「你罵我長舌婦?」胡仙仙氣得臉色發青。
「唉,我可沒罵,這三個字是你自己說的。」
「好啦,好啦。」依依看不過過去,上前解圍,「四姐、六姐,這麼多人看著,你們不嫌丟人,我還嫌丟人呢。」
胡佩佩笑眯眯向前,雪白渾圓的手臂,攬住妹子的細腰:「小七,我的未婚夫呢?」
「未婚夫?」依依一愣,「誰呀?」
「還能是誰?」胡佩佩白她一眼,「當然是嶽風囉,那小子心可真狠,回來好幾天,也不來看看人家……」
「胡佩佩,你有完沒完。」依依的臉也氣紅了,「你受什麼傷呀,乾脆死了最好。」
「唉,這是妹妹該說的話嗎?」胡佩佩嬌滴滴叫道,「四姐,你看,小七詛咒我呢?你平時怎麼教她的?小小年紀就跟姐姐搶男人,一點兒禮貌也沒有。」
「我詛咒你?」依依氣瘋了心,猛撲上去,「我還要殺了你呢。」話音未落,姐妹倆已經滾在地上,彼此胳肢抓撓,半笑半哭,嬌呼連連,胡佩佩紗衣輕薄,顯露出許多妙相。武大聖一邊瞧得面紅耳赤,咳嗽一聲,背過身去。

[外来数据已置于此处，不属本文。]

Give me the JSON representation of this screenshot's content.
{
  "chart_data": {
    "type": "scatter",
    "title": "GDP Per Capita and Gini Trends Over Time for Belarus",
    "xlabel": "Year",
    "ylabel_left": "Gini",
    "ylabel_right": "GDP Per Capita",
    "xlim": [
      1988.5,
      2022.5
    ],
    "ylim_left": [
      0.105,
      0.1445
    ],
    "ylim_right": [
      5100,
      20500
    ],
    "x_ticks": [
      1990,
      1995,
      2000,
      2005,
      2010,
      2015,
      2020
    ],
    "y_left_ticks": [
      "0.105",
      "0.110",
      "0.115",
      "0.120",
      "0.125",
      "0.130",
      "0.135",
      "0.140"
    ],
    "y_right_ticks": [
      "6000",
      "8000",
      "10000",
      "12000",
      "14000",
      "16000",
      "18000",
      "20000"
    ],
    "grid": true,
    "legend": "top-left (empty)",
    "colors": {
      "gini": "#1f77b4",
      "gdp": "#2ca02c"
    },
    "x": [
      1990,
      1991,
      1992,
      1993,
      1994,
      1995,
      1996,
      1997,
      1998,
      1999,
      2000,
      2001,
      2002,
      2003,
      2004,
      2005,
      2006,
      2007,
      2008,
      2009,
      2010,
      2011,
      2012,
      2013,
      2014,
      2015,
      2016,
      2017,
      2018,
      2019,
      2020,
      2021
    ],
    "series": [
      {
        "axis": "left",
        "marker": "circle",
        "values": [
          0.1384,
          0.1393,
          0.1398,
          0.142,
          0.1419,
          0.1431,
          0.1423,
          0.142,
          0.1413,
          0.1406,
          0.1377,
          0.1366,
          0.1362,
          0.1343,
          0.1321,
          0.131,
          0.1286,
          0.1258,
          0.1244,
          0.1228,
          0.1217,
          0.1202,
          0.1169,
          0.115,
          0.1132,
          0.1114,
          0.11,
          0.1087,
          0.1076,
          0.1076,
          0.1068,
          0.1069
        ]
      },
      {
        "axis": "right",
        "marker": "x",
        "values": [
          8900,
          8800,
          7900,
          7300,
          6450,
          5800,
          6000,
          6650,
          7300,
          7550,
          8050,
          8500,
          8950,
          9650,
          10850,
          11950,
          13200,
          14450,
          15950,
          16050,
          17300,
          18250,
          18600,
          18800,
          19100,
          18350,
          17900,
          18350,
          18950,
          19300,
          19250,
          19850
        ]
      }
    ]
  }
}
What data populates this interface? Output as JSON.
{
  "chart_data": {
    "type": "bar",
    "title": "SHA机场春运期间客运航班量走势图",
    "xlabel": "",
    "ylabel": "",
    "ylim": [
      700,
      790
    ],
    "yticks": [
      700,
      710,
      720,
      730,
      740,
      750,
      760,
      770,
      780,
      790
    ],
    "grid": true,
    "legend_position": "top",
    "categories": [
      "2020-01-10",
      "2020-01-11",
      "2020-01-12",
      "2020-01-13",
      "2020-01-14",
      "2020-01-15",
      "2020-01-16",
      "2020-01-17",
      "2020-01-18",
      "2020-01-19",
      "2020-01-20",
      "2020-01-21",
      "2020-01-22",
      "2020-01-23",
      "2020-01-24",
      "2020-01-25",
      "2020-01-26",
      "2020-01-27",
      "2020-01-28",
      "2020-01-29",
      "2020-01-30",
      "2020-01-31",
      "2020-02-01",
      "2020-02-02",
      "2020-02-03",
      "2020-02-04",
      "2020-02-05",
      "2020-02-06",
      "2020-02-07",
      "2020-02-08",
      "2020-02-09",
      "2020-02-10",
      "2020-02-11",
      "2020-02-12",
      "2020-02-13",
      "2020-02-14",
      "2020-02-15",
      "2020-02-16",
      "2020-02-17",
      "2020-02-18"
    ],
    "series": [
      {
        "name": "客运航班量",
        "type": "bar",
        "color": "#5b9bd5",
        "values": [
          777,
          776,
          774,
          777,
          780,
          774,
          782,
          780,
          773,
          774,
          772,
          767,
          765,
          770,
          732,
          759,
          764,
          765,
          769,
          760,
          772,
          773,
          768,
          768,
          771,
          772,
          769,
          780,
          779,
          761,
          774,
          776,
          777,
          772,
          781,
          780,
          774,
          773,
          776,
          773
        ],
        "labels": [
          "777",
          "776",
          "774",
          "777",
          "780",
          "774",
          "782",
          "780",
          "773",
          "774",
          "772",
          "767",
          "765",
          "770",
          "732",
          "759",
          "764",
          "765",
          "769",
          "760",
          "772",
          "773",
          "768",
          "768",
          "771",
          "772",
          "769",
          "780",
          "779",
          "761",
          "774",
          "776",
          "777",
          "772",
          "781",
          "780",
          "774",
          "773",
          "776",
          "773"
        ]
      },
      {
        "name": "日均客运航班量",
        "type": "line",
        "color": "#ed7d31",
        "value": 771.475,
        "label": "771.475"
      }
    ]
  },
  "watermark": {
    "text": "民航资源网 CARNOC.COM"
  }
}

「夠了!」胡仙仙實在看不下去,斷喝一聲,身後飛出兩條幻尾,一藍一白,纏住兩人,這兩條尾巴,一是雷尾,一是冰尾,前者纏住了胡佩佩,電得她喲喲嬌呼,後者纏住了依依,凍得小狐女簌簌發抖。
胡仙仙分開兩人,收起幻尾怒道:「你們兩個,再胡說八道,我可對你們不客氣。」
「唉,這是什麼話?」胡佩佩捋了捋鬢髮,笑著說道,「我姓胡,不胡說八道,難道還朱說八道,武說八道,小鳳凰,胖猴子,你們說是不是?」
朱陽皺了皺眉:「臭皮蛇呢?還在懶床麼?你快叫他起來,浪費他人時間,真是無恥透頂。」
依依最討厭有人貶低嶽風,應聲說道:「豬樣兒,你少胡說,嶽風先行一步,去天擂臺了?」
眾人一愣,朱陽道:「這麼早去幹嗎?」依依皺了皺鼻子:「反正有他的道理。」
「好啊,這樣說,我們也快去。」胡佩佩目光一掃,想起什麼,向茜兒問道,「小蘇呢,怎麼沒見到她?」
「主人說,今天她去煙館,不去天擂臺了。」茜兒說道。
「咦。」依依只覺驚訝,「她倒是心寬,難道她不關心勝負?」
「不是不關心。」茜兒笑道,「今天勝算頗大,主人以為,你們獲勝是十拿九穩的事情。」
「騷|女人倒是有點兒眼光。」依依微感得意,瞅了女子一言,「茜兒,連你也這樣說,今天真是贏定了。」
「驕兵必敗。」胡仙仙冷冷說道,「不到最後勝出,不要胡吹大氣。」
「我姓胡呀,不胡吹大氣,難道還朱吹大氣,武吹大氣,豬樣兒,小胖子,你們說是不是?」依依搬來胡佩佩的語錄堵四姐的口,胡仙仙氣得臉色發白,被點名的那兩位也是瞪眼凸睛,不知從何答起。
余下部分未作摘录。